Billionaire investor Warren Buffett said on Friday the US economy continues to be in a recession, by his definition, and will continue to be for at least several more months.
During a live appearance on CNBC, Buffett said ripples of the credit crunch are continuing to cause problems in financial businesses and the economy.
Earlier this year he said a financial crisis reveals which players have been “swimming naked,” because the tide goes out.
PHOTO: AP
That picture has worsened along with the crisis.
“We found out that Wall Street has been kind of a nudist beach,” said Buffett, who is chairman and chief executive of Berkshire Hathaway Inc, which is based in Omaha.
Buffett said activity at businesses Berkshire owns, especially ones related to housing construction such as Shaw carpet and Acme Brick, continued to slow during the summer.
RECESSION
He is confident the US will be doing better five years from now, Buffett said, but the economy could be worse five months from now.
Buffett said the economy is in a recession because most Americans aren’t doing as well today as before. The technical definition of a recession most economists use is two consecutive quarters of negative growth in the nation’s GDP.
Regarding the nation’s credit crunch, Buffett said he believed mortgage giants Fannie Mae and Freddie Mac are too big to fail, but that doesn’t mean that all the shareholder equity in those companies can’t be wiped out.
“They’re looking for help, obviously. And the scale of help is such that I don’t think it can come from the private sector,” Buffett said.
So the “Oracle of Omaha” predicted that the federal government eventually would have to step in to help because the troubles of Fannie Mae and Freddie Mac seem to be growing and feeding on themselves.
Together the companies hold about half of US mortgage debt and are the largest source of funding for home mortgages. But they are seeing too many defaults. Losses between April and June for the two companies totaled US$3.1 billion, and investors fear they will continue to grow.
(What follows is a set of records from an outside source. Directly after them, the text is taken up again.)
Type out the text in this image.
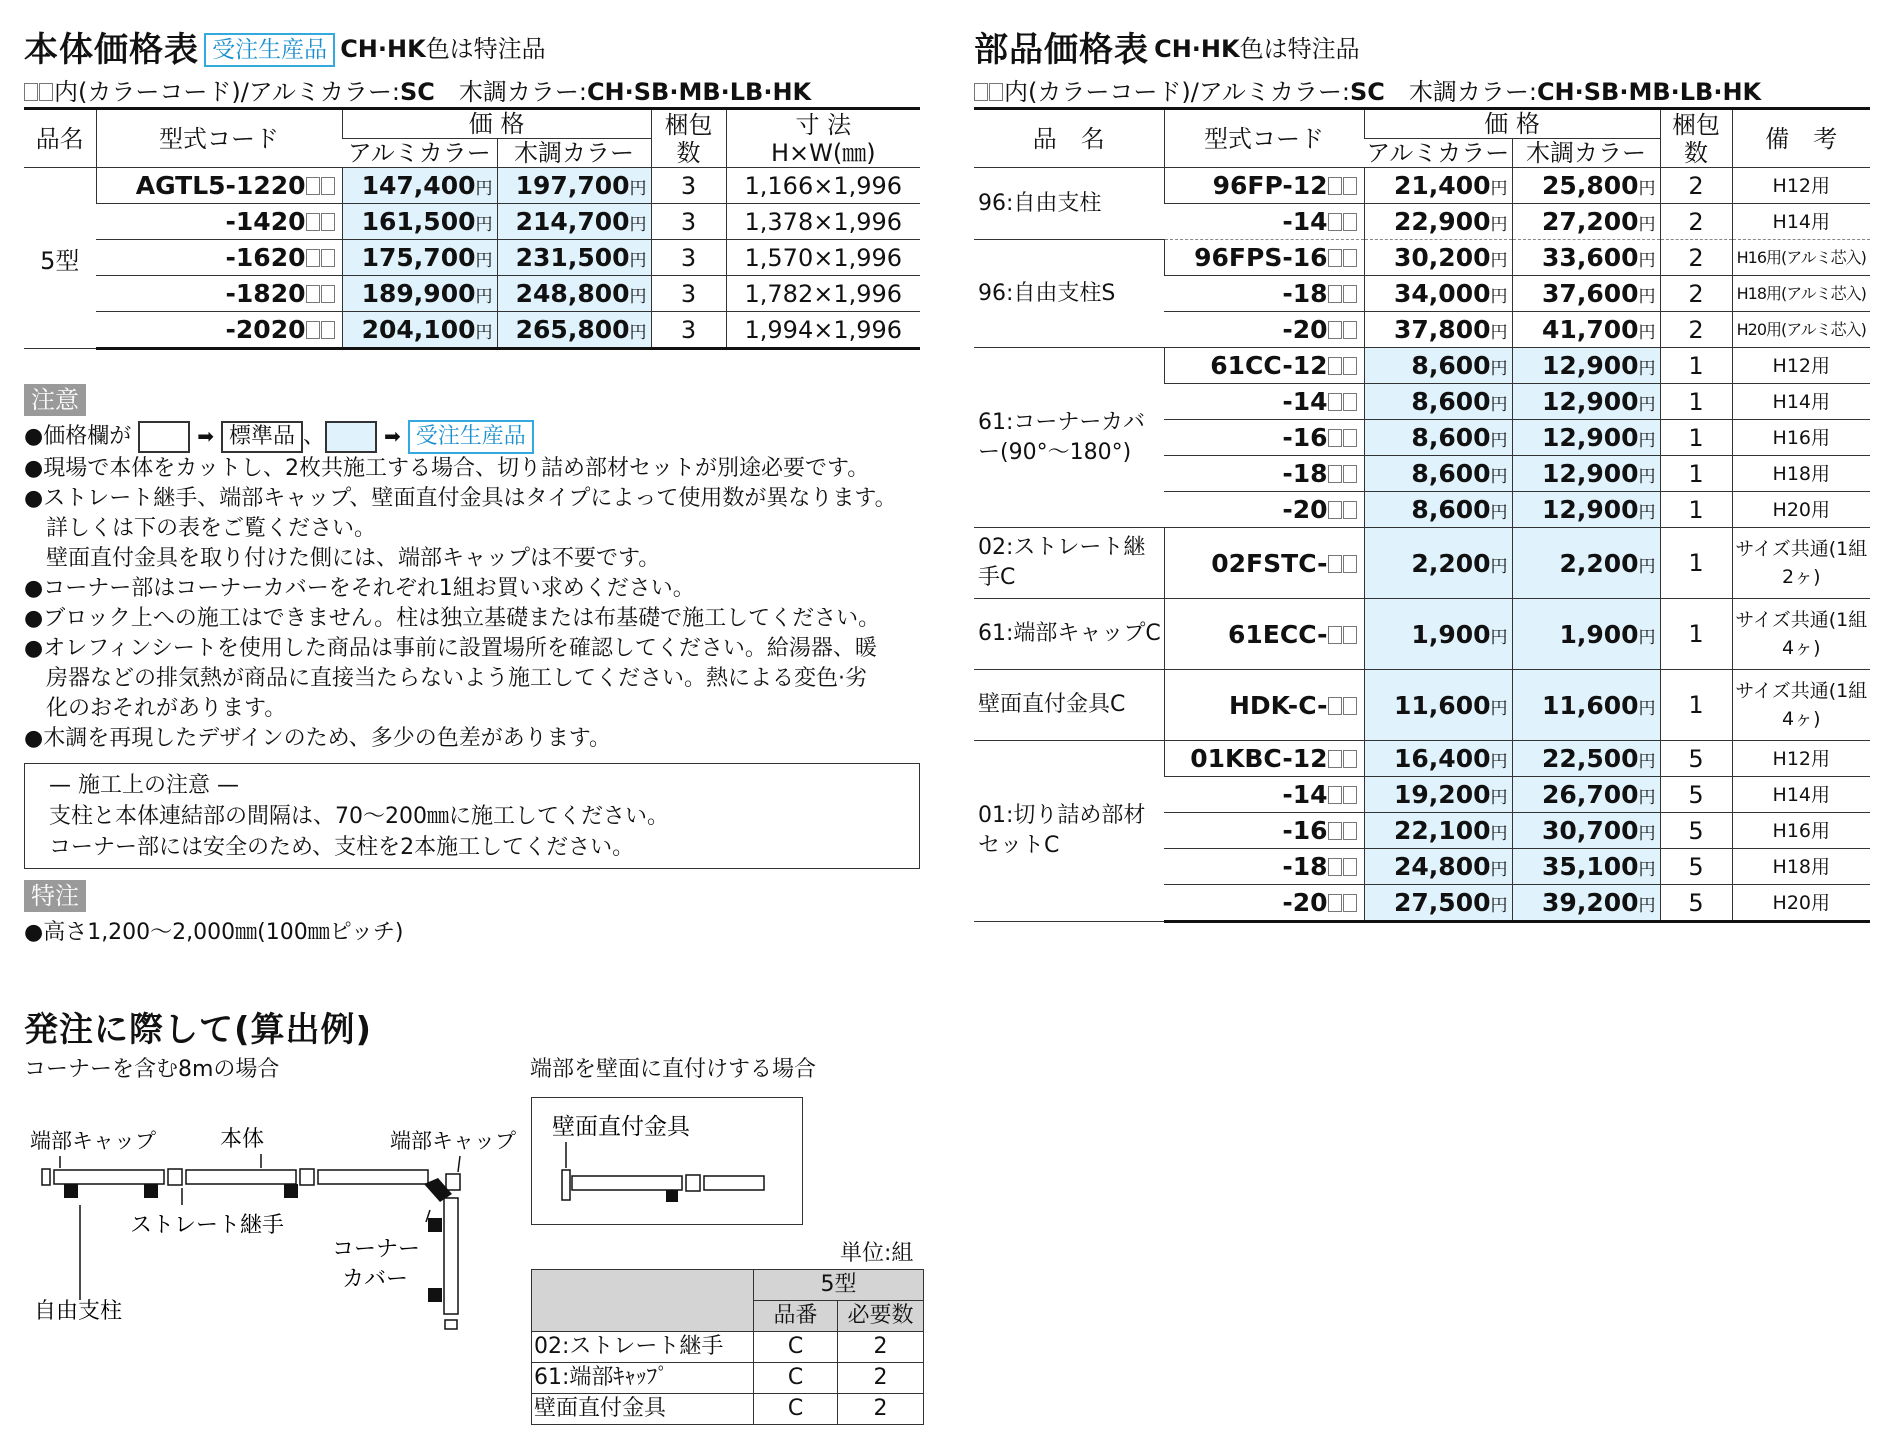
本体価格表 受注生産品 CH·HK色は特注品
内(カラーコード)/アルミカラー:SC　 木調カラー:CH·SB·MB·LB·HK
品名	型式コード	価 格		梱包
数	寸 法
H×W(㎜)
		アルミカラー	木調カラー		
5型	AGTL5-1220	147,400円	197,700円	3	1,166×1,996
	-1420	161,500円	214,700円	3	1,378×1,996
	-1620	175,700円	231,500円	3	1,570×1,996
	-1820	189,900円	248,800円	3	1,782×1,996
	-2020	204,100円	265,800円	3	1,994×1,996
注意

●価格欄が	➡ 標準品 、	➡ 受注生産品

●現場で本体をカットし、2枚共施工する場合、切り詰め部材セットが別途必要です。

●ストレート継手、端部キャップ、壁面直付金具はタイプによって使用数が異なります。

　詳しくは下の表をご覧ください。

　壁面直付金具を取り付けた側には、端部キャップは不要です。

●コーナー部はコーナーカバーをそれぞれ1組お買い求めください。

●ブロック上への施工はできません。柱は独立基礎または布基礎で施工してください。

●オレフィンシートを使用した商品は事前に設置場所を確認してください。給湯器、暖

　房器などの排気熱が商品に直接当たらないよう施工してください。熱による変色·劣

　化のおそれがあります。

●木調を再現したデザインのため、多少の色差があります。

— 施工上の注意 —
支柱と本体連結部の間隔は、70〜200㎜に施工してください。
コーナー部には安全のため、支柱を2本施工してください。
特注
●高さ1,200〜2,000㎜(100㎜ピッチ)
発注に際して(算出例)
コーナーを含む8mの場合	端部を壁面に直付けする場合
端部キャップ	本体	端部キャップ
ストレート継手
コーナー
カバー
自由支柱
壁面直付金具
単位:組
	5型	
	品番	必要数
02:ストレート継手	C	2
61:端部ｷｬｯﾌﾟ	C	2
壁面直付金具	C	2
部品価格表 CH·HK色は特注品
内(カラーコード)/アルミカラー:SC　 木調カラー:CH·SB·MB·LB·HK
品　名	型式コード	価 格		梱包
数	備　考
		アルミカラー	木調カラー		
96:自由支柱	96FP-12	21,400円	25,800円	2	H12用
	-14	22,900円	27,200円	2	H14用
96:自由支柱S	96FPS-16	30,200円	33,600円	2	H16用(アルミ芯入)
	-18	34,000円	37,600円	2	H18用(アルミ芯入)
	-20	37,800円	41,700円	2	H20用(アルミ芯入)
61:コーナーカバー(90°〜180°)	61CC-12	8,600円	12,900円	1	H12用
	-14	8,600円	12,900円	1	H14用
	-16	8,600円	12,900円	1	H16用
	-18	8,600円	12,900円	1	H18用
	-20	8,600円	12,900円	1	H20用
02:ストレート継手C	02FSTC-	2,200円	2,200円	1	サイズ共通(1組2ヶ)
61:端部キャップC	61ECC-	1,900円	1,900円	1	サイズ共通(1組4ヶ)
壁面直付金具C	HDK-C-	11,600円	11,600円	1	サイズ共通(1組4ヶ)
01:切り詰め部材セットC	01KBC-12	16,400円	22,500円	5	H12用
	-14	19,200円	26,700円	5	H14用
	-16	22,100円	30,700円	5	H16用
	-18	24,800円	35,100円	5	H18用
	-20	27,500円	39,200円	5	H20用
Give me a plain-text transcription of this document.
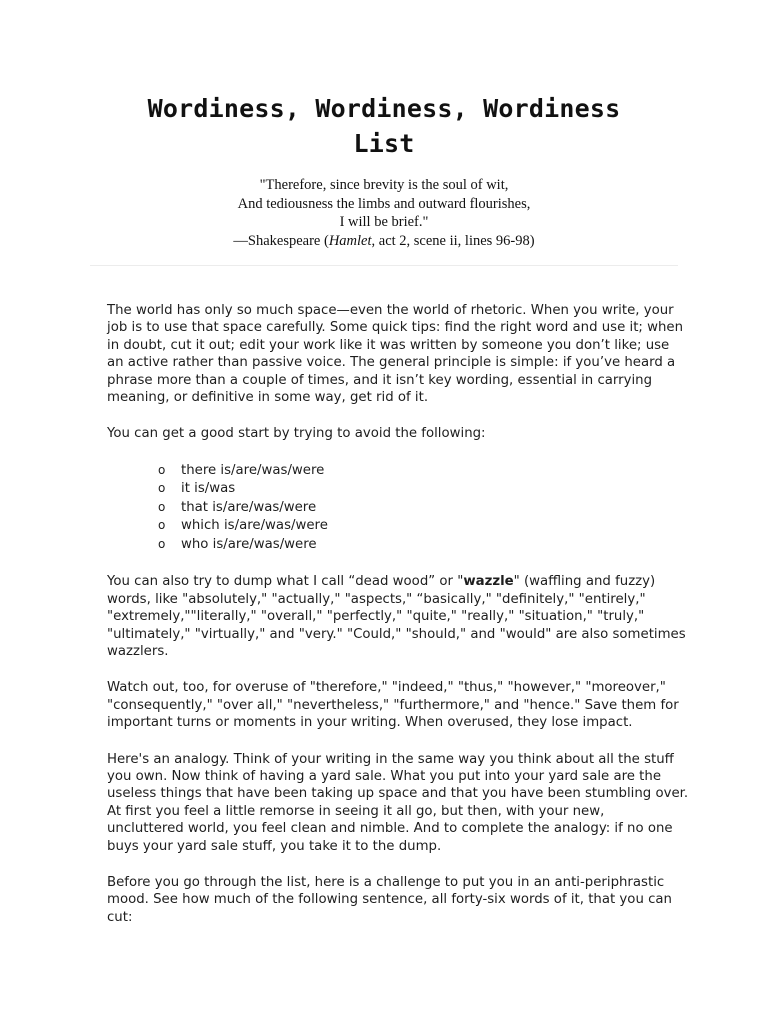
Wordiness, Wordiness, Wordiness
List
"Therefore, since brevity is the soul of wit,
And tediousness the limbs and outward flourishes,
I will be brief."
—Shakespeare (Hamlet, act 2, scene ii, lines 96-98)

The world has only so much space—even the world of rhetoric. When you write, your
job is to use that space carefully. Some quick tips: find the right word and use it; when
in doubt, cut it out; edit your work like it was written by someone you don’t like; use
an active rather than passive voice. The general principle is simple: if you’ve heard a
phrase more than a couple of times, and it isn’t key wording, essential in carrying
meaning, or definitive in some way, get rid of it.

You can get a good start by trying to avoid the following:

o there is/are/was/were
o it is/was
o that is/are/was/were
o which is/are/was/were
o who is/are/was/were

You can also try to dump what I call “dead wood” or "wazzle" (waffling and fuzzy)
words, like "absolutely," "actually," "aspects," “basically," "definitely," "entirely,"
"extremely,""literally," "overall," "perfectly," "quite," "really," "situation," "truly,"
"ultimately," "virtually," and "very." "Could," "should," and "would" are also sometimes
wazzlers.

Watch out, too, for overuse of "therefore," "indeed," "thus," "however," "moreover,"
"consequently," "over all," "nevertheless," "furthermore," and "hence." Save them for
important turns or moments in your writing. When overused, they lose impact.

Here's an analogy. Think of your writing in the same way you think about all the stuff
you own. Now think of having a yard sale. What you put into your yard sale are the
useless things that have been taking up space and that you have been stumbling over.
At first you feel a little remorse in seeing it all go, but then, with your new,
uncluttered world, you feel clean and nimble. And to complete the analogy: if no one
buys your yard sale stuff, you take it to the dump.

Before you go through the list, here is a challenge to put you in an anti-periphrastic
mood. See how much of the following sentence, all forty-six words of it, that you can
cut:
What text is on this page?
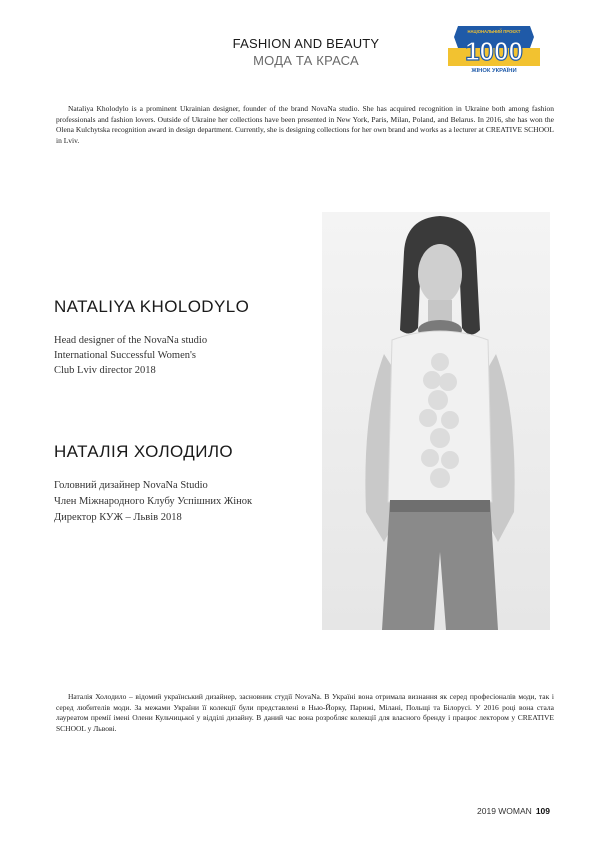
FASHION AND BEAUTY
МОДА ТА КРАСА
НАЦІОНАЛЬНИЙ ПРОЄКТ
1000
ЖІНОК УКРАЇНИ
Nataliya Kholodylo is a prominent Ukrainian designer, founder of the brand NovaNa studio. She has acquired recognition in Ukraine both among fashion professionals and fashion lovers. Outside of Ukraine her collections have been presented in New York, Paris, Milan, Poland, and Belarus. In 2016, she has won the Olena Kulchytska recognition award in design department. Currently, she is designing collections for her own brand and works as a lecturer at CREATIVE SCHOOL in Lviv.
NATALIYA KHOLODYLO
Head designer of the NovaNa studio
International Successful Women's
Club Lviv director 2018
НАТАЛІЯ ХОЛОДИЛО
Головний дизайнер NovaNa Studio
Член Міжнародного Клубу Успішних Жінок
Директор КУЖ – Львів 2018
Наталія Холодило – відомий український дизайнер, засновник студії NovaNa. В Україні вона отримала визнання як серед професіоналів моди, так і серед любителів моди. За межами України її колекції були представлені в Нью-Йорку, Парижі, Мілані, Польщі та Білорусі. У 2016 році вона стала лауреатом премії імені Олени Кульчицької у відділі дизайну. В даний час вона розробляє колекції для власного бренду і працює лектором у CREATIVE SCHOOL у Львові.
2019 WOMAN 109
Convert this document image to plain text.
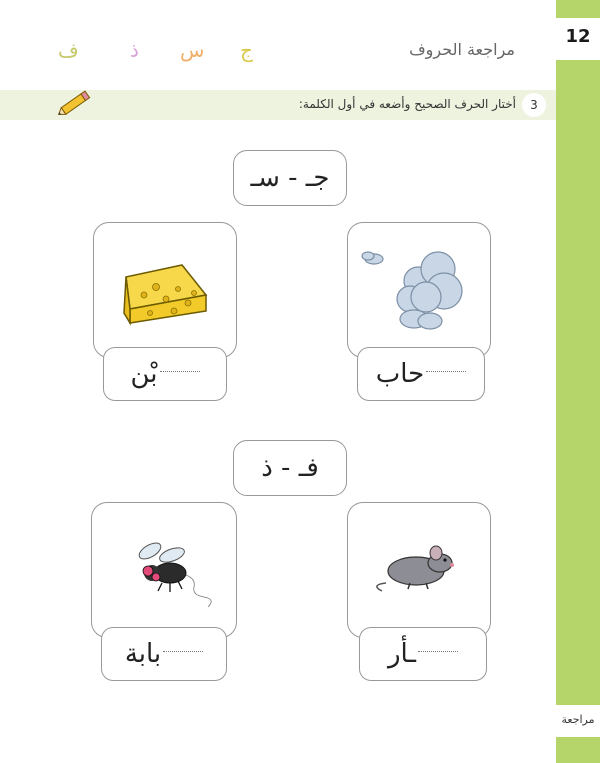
12
مراجعة
مراجعة الحروف
ج
س
ذ
ف
3
أختار الحرف الصحيح وأضعه في أول الكلمة:
جـ - سـ
حاب
بْن
فـ - ذ
ـأر
بابة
Buffett said it is likely more banks will fail, especially in areas where there was a real estate bubble and the bank got heavily involved in the housing market.
“What we’ll see is failures where the bankers were dumb in what they did,” Buffett said.
But Buffett said the Federal Deposit Insurance Corp’s guarantee on accounts up to US$100,000 should prevent bank failures driven by panic.
Buffett said the US’ current economic struggles create investment opportunities, and his phone is ringing more lately than it was three months ago. But he said many of those calls have come from desperate people and did not represent good investment opportunities.
As the stock market problems continue, Buffett is looking for ways to use Berkshire’s roughly US$31 billion in cash.
“The cheaper they get, the harder I’ll look,” he said, referring to shares.
DROPPING HINTS
He said Berkshire added to some of its holdings because share prices fell enough to be attractive. The company had been buying shares of either Wells Fargo & Co or American Express Co in recent months, he said, but wouldn’t specify which.
Shares of both American Express and Wells Fargo rose in Friday morning trading after Buffett’s comments. American Express gained US$1.29, or 3.5 percent, to trade at US$38.30. And Wells Fargo gained US$1.02, or 3.6 percent, to trade at US$29.46.
Buffett also said that he sold nearly two-thirds of Berkshire’s 35.6 million shares of Anheuser-Busch Cos stock because he wasn’t sure Belgian brewer InBev SA’s takeover bid of US$65 a share would succeed. Anheuser agreed to the US$52 billion bid last month.
“In retrospect, I was wrong to partially sell the holdings,” Buffett said, disclosing that he sold the stock for about US$61 or US$62 a share. At the end of June Berkshire still held 13.8 million shares of Anheuser.
OIL SANDS
Buffett said the trip he and friend Bill Gates took earlier this week to Canada to look at Alberta’s oil sands shouldn’t be interpreted as a sign that he or Berkshire will invest in mining companies.
Buffett said what he learned on the trip may be useful a couple years down the road, but he has no current plans to invest in oil sands mining.